Now in its third year, the conflict has plunged more than half the population into acute food insecurity, with famine already taking hold in at least five areas and millions more at risk across conflict-hit regions in the west, center and south.

The war has also devastated infrastructure, killed tens of thousands of people, and displaced 13 million.

A 2024 joint study by the United Nations Development Programme and the International Food Policy Research Institute (IFPRI) found that nearly a third of rural households have lost irrigation and water access since the war began.
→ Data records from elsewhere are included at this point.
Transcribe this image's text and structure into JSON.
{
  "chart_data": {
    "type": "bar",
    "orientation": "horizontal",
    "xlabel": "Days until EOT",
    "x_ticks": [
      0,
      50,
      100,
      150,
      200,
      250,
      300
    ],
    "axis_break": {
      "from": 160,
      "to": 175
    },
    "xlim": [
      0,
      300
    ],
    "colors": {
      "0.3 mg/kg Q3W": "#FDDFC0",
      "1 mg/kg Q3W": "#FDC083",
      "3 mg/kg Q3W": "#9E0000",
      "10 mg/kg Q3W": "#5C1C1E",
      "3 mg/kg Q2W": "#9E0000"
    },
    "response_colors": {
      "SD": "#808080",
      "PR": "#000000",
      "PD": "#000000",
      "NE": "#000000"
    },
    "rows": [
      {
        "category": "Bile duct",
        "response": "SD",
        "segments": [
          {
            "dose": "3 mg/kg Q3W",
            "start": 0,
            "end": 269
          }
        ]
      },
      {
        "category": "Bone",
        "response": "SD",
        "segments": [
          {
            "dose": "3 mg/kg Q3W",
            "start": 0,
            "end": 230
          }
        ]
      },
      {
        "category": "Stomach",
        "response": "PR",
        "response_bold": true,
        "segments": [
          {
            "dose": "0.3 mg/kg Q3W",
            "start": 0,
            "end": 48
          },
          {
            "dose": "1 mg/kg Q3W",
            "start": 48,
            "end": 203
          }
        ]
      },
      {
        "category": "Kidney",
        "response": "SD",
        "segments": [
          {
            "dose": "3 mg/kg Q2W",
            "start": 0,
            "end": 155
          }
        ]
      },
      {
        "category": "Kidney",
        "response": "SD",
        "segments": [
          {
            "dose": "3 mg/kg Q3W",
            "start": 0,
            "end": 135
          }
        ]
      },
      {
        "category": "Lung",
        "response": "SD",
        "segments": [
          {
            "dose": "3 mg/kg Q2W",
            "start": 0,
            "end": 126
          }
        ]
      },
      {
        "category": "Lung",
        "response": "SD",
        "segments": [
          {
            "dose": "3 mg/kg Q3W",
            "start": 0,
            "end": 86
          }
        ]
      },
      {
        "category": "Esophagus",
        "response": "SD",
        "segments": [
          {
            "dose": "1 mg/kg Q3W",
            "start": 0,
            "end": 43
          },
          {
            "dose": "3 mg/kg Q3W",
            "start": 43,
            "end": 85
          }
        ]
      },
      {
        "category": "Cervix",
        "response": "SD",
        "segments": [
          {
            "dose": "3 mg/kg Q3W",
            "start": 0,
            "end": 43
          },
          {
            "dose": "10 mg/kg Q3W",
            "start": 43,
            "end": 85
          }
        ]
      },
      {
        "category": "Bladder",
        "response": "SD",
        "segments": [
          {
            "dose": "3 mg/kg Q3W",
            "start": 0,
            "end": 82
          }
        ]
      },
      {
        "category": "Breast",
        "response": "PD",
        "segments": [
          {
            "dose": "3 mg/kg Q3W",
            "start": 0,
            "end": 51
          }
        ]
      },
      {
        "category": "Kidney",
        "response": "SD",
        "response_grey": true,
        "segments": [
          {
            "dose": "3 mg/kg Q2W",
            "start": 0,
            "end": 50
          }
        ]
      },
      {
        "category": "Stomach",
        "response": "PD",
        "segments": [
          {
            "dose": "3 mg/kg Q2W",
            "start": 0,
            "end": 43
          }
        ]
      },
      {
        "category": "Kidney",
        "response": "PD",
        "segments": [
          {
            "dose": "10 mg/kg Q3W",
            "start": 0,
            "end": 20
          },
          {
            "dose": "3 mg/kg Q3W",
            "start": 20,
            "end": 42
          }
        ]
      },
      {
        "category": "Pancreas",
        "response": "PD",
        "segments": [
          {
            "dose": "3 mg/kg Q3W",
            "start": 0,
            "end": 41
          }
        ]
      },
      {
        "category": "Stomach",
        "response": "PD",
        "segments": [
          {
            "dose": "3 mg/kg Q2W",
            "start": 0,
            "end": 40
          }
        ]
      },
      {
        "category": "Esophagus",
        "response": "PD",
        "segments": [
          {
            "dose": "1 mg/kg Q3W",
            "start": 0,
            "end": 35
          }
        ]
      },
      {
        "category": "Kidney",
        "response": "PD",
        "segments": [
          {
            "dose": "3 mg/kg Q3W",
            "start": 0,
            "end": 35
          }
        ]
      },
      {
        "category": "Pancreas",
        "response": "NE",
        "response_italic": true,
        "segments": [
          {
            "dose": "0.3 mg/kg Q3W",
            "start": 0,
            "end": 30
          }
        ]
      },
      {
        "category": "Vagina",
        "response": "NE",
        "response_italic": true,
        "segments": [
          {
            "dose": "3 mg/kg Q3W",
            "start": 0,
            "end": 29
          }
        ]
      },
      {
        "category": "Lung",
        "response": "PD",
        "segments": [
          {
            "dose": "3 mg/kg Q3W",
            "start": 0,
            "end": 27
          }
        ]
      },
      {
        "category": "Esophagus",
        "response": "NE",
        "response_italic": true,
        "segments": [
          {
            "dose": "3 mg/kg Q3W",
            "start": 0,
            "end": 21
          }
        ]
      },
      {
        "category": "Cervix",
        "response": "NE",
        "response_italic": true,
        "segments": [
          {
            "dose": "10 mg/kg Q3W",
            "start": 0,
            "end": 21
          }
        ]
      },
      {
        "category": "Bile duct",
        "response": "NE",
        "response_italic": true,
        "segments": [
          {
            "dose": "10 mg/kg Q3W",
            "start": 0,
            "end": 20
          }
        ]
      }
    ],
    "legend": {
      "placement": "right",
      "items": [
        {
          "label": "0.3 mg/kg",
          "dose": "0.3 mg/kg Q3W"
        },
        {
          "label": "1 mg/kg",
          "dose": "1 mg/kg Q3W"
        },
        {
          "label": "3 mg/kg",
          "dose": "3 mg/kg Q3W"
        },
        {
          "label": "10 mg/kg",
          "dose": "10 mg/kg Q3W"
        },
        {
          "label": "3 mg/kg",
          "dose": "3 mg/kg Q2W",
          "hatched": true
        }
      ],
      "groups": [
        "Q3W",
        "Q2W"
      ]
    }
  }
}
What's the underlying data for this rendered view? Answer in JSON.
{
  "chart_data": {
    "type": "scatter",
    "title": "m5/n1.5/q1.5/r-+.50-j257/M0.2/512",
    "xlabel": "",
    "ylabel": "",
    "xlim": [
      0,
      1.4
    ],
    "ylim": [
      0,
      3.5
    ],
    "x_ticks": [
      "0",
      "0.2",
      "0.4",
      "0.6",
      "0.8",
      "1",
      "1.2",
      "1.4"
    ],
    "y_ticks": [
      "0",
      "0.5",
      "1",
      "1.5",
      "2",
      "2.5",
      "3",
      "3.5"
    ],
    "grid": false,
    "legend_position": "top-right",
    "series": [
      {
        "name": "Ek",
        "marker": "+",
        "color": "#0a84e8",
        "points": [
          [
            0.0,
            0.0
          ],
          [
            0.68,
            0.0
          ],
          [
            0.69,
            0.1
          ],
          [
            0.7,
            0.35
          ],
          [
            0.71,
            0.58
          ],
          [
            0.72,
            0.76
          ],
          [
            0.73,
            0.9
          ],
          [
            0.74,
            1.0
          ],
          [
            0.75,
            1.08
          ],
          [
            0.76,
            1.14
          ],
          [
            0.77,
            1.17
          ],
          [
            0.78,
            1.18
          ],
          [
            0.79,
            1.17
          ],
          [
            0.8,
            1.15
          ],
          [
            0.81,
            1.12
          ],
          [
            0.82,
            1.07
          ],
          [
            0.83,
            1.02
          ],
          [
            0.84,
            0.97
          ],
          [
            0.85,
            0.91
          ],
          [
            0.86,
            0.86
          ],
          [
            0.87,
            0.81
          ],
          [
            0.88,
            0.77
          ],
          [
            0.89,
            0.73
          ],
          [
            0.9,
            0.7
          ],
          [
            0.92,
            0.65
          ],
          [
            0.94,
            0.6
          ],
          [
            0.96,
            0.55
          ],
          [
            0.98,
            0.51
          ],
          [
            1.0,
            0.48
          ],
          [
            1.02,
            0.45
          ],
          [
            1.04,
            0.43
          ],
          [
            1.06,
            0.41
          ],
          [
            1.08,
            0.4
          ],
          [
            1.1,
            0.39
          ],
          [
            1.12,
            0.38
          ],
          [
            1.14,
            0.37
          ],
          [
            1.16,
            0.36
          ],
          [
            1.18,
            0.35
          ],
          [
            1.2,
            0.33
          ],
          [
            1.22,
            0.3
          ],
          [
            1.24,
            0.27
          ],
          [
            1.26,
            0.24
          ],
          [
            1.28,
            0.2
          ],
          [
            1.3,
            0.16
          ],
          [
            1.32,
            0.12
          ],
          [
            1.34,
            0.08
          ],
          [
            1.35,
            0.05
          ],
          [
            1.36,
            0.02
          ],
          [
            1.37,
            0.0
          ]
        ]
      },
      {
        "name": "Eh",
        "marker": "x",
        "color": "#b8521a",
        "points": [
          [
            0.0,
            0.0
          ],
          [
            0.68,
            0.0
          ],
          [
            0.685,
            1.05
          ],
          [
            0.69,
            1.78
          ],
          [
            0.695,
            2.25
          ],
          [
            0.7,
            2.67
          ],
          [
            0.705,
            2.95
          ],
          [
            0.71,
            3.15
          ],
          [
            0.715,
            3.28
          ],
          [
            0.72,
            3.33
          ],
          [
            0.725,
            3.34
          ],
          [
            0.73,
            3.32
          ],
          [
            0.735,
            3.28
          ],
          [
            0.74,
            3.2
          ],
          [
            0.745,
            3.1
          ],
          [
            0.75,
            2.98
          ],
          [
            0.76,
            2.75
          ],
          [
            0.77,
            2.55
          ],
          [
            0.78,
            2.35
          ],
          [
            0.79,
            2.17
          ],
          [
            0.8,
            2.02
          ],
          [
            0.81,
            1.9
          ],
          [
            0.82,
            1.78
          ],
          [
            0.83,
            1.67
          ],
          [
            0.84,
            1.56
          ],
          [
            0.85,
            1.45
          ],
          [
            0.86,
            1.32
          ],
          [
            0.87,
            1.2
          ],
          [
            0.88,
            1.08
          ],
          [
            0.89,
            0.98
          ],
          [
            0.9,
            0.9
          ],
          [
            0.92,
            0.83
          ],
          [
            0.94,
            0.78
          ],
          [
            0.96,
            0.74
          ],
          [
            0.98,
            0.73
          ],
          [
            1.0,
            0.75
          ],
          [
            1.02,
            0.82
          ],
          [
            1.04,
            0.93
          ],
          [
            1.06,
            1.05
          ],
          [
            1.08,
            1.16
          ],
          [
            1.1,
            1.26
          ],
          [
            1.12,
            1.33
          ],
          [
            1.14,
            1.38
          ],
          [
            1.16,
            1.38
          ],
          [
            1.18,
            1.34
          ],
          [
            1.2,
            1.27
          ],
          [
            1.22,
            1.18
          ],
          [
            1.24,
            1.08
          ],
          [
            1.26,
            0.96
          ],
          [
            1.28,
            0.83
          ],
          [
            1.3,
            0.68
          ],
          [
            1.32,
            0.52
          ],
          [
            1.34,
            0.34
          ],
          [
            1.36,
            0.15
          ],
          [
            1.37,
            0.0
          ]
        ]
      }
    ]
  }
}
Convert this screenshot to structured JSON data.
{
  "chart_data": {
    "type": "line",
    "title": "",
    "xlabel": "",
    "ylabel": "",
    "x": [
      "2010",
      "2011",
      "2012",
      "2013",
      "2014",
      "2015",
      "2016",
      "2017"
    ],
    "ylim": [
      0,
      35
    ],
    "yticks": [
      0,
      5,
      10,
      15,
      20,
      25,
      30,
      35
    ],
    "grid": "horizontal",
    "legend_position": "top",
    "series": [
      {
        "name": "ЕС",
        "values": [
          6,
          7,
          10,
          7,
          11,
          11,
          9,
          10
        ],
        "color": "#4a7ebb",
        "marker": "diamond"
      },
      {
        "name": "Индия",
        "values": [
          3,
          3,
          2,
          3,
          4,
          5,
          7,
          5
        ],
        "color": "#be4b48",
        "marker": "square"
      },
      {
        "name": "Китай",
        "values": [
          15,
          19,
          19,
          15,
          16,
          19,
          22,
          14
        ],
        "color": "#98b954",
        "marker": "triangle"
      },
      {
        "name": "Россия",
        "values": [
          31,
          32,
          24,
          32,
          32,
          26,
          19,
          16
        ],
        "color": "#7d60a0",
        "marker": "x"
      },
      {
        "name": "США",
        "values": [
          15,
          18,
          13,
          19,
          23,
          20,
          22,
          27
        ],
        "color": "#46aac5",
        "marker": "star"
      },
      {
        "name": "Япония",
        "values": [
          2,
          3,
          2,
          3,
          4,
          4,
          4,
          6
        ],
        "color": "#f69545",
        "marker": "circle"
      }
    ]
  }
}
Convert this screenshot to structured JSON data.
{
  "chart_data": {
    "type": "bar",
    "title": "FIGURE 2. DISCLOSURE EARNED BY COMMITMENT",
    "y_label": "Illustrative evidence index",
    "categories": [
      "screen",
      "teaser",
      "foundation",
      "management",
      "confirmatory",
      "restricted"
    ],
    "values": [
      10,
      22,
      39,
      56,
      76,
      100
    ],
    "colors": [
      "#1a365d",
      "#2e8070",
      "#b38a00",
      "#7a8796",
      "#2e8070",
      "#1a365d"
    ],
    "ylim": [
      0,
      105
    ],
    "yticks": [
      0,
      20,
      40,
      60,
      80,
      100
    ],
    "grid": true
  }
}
Without electricity to power his irrigation system, Abdelhamid -- like thousands of farmers across the country -- was forced to rely on diesel-powered pumps.

But with fuel scarce and prices now more than 20 times higher than before the war, even that option is out of reach for many.

"I used to spend 10,000 Sudanese pounds (about four euros according to the black market rate) for irrigation each time," said another farmer, Abdelhalim Ahmed.

"Now it costs me 150,000 pounds (around 60 euros) because there is no electricity," he told AFP.

Ahmed said he has lost three consecutive harvests -- including crops like oranges, onions, tomatoes and dates.

With seeds, fertilizers and fuel now barely available, many farmers say they won't be able to replant for the next cycle.

In April, the FAO warned that "below average rainfall" and ongoing instability were closing the window to prevent further deterioration.

A June study by IFPRI also projected Sudan's overall economic output could shrink by as much as 42 percent if the war continues, with the agricultural sector contracting by more than a third.

"Our analysis shows massive income losses across all households and a sharp rise in poverty, especially in rural areas and among women," said Khalid Siddig, a senior research fellow at IFPRI.